IL COMMENTO - Mobilità “verde” e nuove case di riposo: un obbligo nell’agenda del Sudmilano
La metropolitana a San Donato Milanese

IL COMMENTO - Mobilità “verde” e nuove case di riposo: un obbligo nell’agenda del Sudmilano

La riflessione di Marco Ostoni

La mobilità è indubbiamente uno dei temi “caldi” sull’agenda di tutte le amministrazioni pubbliche, siano esse municipali, metropolitane, regionali, nazionali. E lo è anche per il mondo dell’economia più in generale, visto l’impatto che lo spostarsi viene ad assumere alla voce “costi”, tanto per le imprese quanto per i lavoratori. Le questioni dell’impatto ambientale (emissioni, Pm10, surriscaldamento…) e delle misure anti-Covid, che toccano da vicino anche i trasporti, si legano poi a filo doppio al tema del come e con che mezzi muoversi.

Naturale, dunque, che pure l’agenda della politica ne sia toccata anche se, Milano a parte (dove Fratelli d’Italia si è scagliata contro le scelte di mobilità ciclabile della giunta Sala inscenando proteste “colorite” contro la pista ciclabile di corso Buenos Aires) la tiepida campagna elettorale di queste settimane nel Sudmilano non sembra accendersi più di tanto sull’argomento.

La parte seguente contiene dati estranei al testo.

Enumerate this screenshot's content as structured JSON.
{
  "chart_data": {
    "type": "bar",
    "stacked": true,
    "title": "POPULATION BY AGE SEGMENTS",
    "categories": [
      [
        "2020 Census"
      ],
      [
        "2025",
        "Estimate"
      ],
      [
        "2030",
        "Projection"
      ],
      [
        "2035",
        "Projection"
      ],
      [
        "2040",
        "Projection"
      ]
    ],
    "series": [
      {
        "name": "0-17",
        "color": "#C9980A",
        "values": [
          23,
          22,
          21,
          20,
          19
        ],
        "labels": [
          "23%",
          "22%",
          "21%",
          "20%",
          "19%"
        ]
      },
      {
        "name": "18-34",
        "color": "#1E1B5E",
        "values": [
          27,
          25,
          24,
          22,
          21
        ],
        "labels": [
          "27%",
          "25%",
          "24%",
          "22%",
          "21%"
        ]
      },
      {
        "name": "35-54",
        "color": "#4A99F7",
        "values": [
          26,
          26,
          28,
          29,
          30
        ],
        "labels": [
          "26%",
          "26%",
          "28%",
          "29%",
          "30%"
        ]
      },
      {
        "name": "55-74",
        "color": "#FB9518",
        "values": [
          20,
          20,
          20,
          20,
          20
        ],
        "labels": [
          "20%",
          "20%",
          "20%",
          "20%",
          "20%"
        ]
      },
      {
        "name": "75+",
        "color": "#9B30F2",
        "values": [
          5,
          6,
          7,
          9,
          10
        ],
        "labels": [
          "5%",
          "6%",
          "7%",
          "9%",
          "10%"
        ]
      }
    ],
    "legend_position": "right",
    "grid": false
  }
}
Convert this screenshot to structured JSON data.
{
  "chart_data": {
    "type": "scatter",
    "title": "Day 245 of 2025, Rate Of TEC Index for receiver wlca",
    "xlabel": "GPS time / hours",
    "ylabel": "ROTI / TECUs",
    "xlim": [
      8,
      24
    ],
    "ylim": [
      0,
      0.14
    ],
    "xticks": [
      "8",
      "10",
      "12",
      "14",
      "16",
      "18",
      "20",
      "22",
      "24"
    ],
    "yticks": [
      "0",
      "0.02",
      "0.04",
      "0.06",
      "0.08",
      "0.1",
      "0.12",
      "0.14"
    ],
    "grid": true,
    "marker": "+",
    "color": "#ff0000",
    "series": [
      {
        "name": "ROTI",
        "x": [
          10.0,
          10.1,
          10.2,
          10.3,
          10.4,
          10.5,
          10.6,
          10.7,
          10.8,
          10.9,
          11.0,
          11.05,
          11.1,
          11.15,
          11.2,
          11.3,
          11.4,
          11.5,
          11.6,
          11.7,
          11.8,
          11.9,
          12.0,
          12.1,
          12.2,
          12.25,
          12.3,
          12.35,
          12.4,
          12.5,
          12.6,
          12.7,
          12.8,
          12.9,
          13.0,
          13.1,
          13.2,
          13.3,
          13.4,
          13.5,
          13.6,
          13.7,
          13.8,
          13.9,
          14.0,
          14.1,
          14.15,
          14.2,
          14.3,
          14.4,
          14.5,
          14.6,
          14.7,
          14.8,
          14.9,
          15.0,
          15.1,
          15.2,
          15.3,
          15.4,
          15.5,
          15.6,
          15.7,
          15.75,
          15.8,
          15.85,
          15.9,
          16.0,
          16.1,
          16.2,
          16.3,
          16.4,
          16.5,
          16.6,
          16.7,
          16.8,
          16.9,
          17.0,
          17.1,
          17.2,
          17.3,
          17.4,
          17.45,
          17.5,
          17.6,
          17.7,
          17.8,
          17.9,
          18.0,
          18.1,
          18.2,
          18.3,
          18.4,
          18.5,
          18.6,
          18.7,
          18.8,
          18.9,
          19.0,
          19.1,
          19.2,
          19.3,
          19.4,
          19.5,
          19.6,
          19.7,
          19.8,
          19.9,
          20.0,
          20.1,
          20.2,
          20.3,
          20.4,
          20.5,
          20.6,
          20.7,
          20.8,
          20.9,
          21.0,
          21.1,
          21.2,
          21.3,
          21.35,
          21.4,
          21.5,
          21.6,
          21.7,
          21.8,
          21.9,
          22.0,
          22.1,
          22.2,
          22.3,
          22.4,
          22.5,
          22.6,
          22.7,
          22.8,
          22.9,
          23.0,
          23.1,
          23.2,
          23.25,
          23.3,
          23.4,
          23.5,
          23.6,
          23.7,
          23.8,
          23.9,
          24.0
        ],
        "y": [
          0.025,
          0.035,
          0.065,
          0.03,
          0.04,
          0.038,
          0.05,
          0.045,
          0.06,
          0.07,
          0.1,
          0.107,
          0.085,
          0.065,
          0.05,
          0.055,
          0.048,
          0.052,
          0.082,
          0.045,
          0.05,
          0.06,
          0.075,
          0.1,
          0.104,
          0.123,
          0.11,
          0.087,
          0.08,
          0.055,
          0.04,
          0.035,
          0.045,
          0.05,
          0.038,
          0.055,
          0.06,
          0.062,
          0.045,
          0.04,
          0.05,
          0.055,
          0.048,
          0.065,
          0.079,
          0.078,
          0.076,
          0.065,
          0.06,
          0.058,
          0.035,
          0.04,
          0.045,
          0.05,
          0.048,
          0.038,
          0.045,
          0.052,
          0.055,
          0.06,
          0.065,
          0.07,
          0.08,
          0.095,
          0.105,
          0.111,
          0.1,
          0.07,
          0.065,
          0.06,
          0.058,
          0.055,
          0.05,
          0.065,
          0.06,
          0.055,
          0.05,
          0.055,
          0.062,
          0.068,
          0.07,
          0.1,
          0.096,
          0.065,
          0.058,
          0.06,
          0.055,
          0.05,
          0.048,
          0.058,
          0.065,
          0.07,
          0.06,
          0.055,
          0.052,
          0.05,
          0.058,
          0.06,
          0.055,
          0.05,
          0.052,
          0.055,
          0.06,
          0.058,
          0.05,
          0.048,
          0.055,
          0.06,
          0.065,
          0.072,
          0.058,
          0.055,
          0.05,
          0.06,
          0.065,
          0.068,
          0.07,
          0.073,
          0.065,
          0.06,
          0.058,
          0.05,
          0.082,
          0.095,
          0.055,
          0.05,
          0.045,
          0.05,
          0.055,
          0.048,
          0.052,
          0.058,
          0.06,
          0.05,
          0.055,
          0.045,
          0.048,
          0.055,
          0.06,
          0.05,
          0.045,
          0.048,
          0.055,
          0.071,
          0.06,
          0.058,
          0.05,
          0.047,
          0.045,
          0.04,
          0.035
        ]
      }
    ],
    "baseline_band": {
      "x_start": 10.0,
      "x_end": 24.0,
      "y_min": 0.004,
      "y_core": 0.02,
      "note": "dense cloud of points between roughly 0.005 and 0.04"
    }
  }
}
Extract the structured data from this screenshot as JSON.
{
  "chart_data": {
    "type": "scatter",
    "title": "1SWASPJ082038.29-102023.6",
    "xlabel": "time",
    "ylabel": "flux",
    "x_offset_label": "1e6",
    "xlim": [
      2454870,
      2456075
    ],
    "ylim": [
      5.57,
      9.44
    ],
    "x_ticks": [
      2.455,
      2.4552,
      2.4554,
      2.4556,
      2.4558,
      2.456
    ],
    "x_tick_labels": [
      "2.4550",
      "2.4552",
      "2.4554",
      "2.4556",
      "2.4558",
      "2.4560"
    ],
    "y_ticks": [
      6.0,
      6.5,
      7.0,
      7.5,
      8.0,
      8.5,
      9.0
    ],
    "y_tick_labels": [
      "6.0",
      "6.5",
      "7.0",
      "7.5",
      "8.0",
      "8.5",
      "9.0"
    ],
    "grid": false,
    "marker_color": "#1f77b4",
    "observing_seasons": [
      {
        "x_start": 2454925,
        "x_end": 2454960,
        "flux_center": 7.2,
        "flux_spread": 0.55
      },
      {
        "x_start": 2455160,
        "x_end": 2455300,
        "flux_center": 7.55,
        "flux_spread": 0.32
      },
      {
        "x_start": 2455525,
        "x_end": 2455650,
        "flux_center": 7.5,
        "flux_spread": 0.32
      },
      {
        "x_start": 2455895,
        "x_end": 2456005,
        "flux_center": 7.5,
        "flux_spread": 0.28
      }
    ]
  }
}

Chissà però che le notizie dell’ultim’ora circa la doccia gelata che i tecnici regionali hanno rovesciato sul territorio in merito all’opportunità di allungare fino a Paullo la linea tre della metropolitana (vexata quaestio ormai pluridecennale) non risvegli quanto meno il dibattito a Peschiera Borromeo e Mediglia, i centri di zona al voto più direttamente coinvolti dalle modalità di spostamento lungo l’asse della ex SS415.

La grande e trasversale mobilitazione politica in corso nell’ultimo triennio per ottenere il prolungamento della MM3 non sembra aver finora “bucato” le perplessità dei tecnici, che paiono propendere per un potenziamento breve (fino a Peschiera Borromeo), lasciando ad altri canali – come la metrotranvia – la risoluzione dei problemi di traffico lungo l’arteria oltre il primo comune della cintura metropolitana meridionale e fino al confine con il Cremasco.

Sul fronte di San Giuliano Milanese, il centro maggiore chiamato alle urne a inizio ottobre (si vota domenica 3 e lunedì 4 ottobre), non pare sin qui che il tema della mobilità abbia trovato un posto di rilievo nell’agenda e nel dibattito elettorale; è pur vero che car sharing e scooter sharing sono stati di recente attivati, ma resta ancora del lavoro da fare sul fronte della mobilità ciclabile e del traffico veicolare oltre che dei collegamenti con le aree più defilate della città. Sarebbe interessante cogliere più nel dettaglio le diverse sfumature sul tema delle quattro formazioni in corsa.

Restando a San Giuliano Milanese è notizia di questi giorni il via al cantiere per la costruzione della Residenza sanitaria per anziani di Zivido. Si tratta di una bella notizia perché l’Rsa costituisce un’opera attesissima e assolutamente necessaria - come chi scrive ha ribadito più volte da queste colonne - alla luce del fatto che oggi i 70mila residenti circa delle due maggiori cittadine di zona (San Donato Milanese e per l’appunto San Giuliano) sono costretti a rivolgersi fuori comune per le necessità di ricovero degli anziani non più autosufficienti.

L’emergenza non si esaurirà certo con quest’intervento e, probabilmente, altri comuni dovranno attivarsi in tal senso, ma è pur sempre un sasso importante gettato nello stagno del bisogno.